This is more of a basic
Java question than a
J2EE question. And, for that matter, we don't encourage use of this kind of code in JSPs, anyway, so this probably wasn't the best forum to ask in.
Java has 2 basic ways to construct/obtain resources.
One is the "new" operator. This operator requests that the JVM should instantiate an object by constructing an instance of a class object and invoking any constructor code it may contain.
The other is the Factory design
pattern. Using this technique, you don't use "new" because the actual instantiation of the object is done behind the façade of the factory class or object.
Why use a factory? A factory allows the construction process to reference external context as part of the instantiation. That keeps the constructor methods from having to possibly have 157 parameters and isolates them from the need to radically refactor them in the event of wide-ranging changes to the application.
A factory also allows the use of resource pools. You're using the factory method DriverManager.getConnection, which parses the URL to determine what actual driver you need a connection for (Oracle, in this case). You can thus select a different database (say, PostgreSQL) merely by changing the
JDBC URL without changing any actual code.
However, in a webapp, getConnection is bad practice.

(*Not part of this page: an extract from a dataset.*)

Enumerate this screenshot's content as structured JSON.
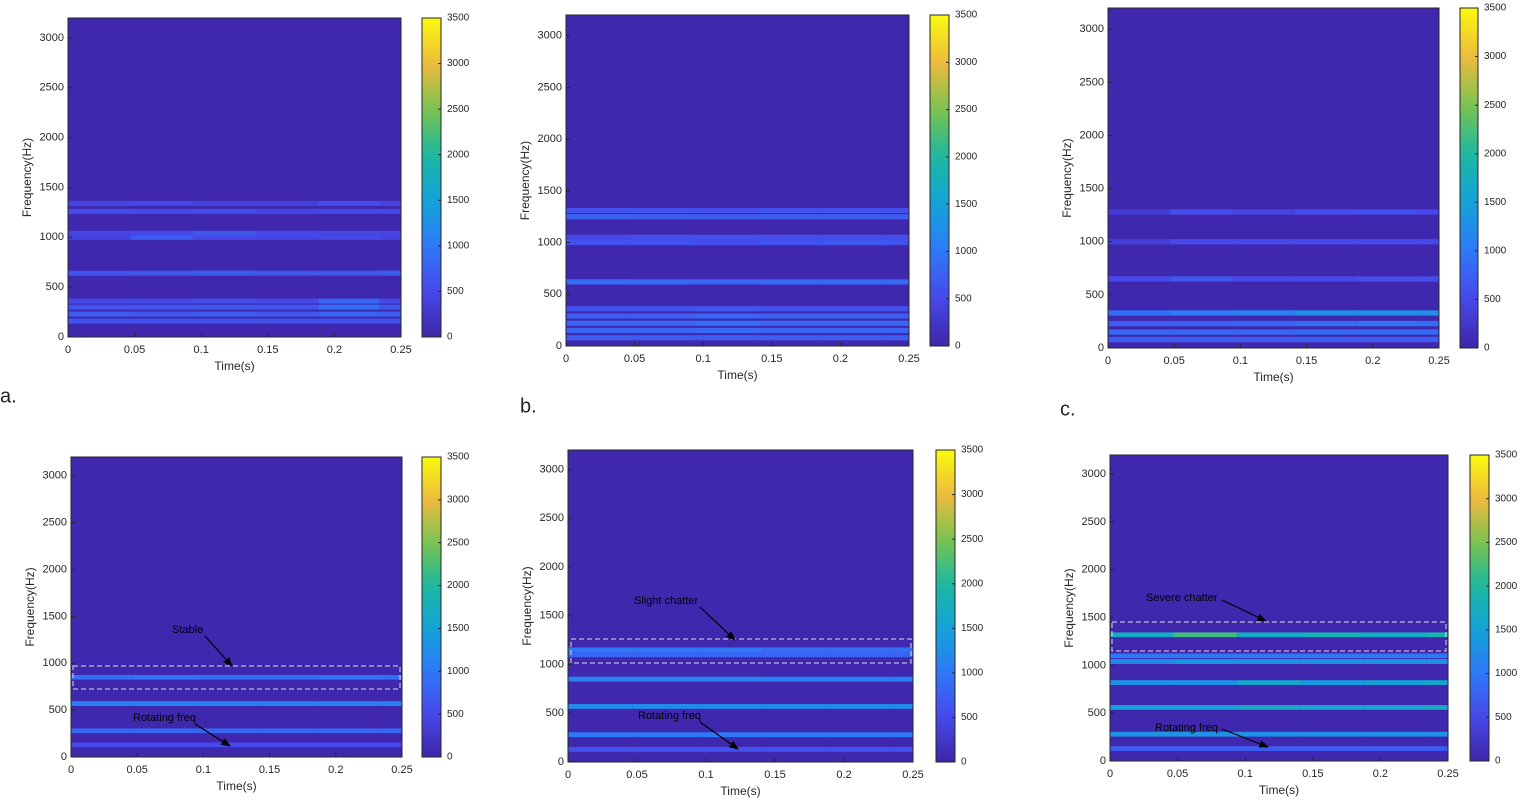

The recommended method is to use a Connection Pool, which is defined to the server, located via JNDI, and then tapped to obtain Connections as needed, Connection pools are preferable in multi-user applications because the process of actually constructing a Connection instance is slow and resource-intensive, whereas keeping a pool of them already made is much, much faster.
The HttpSession factory is a little different. Unlike DriverManager, where a single class is the factory for all Connections, a HttpServletRequest instance actually stores the assiciated HttpSession object within its internal structure. Only in the event that you've requested a session and none exists (AND the "create session" option has been specified) would the HttpServletRequest manufacture and cache a new HttpSession object.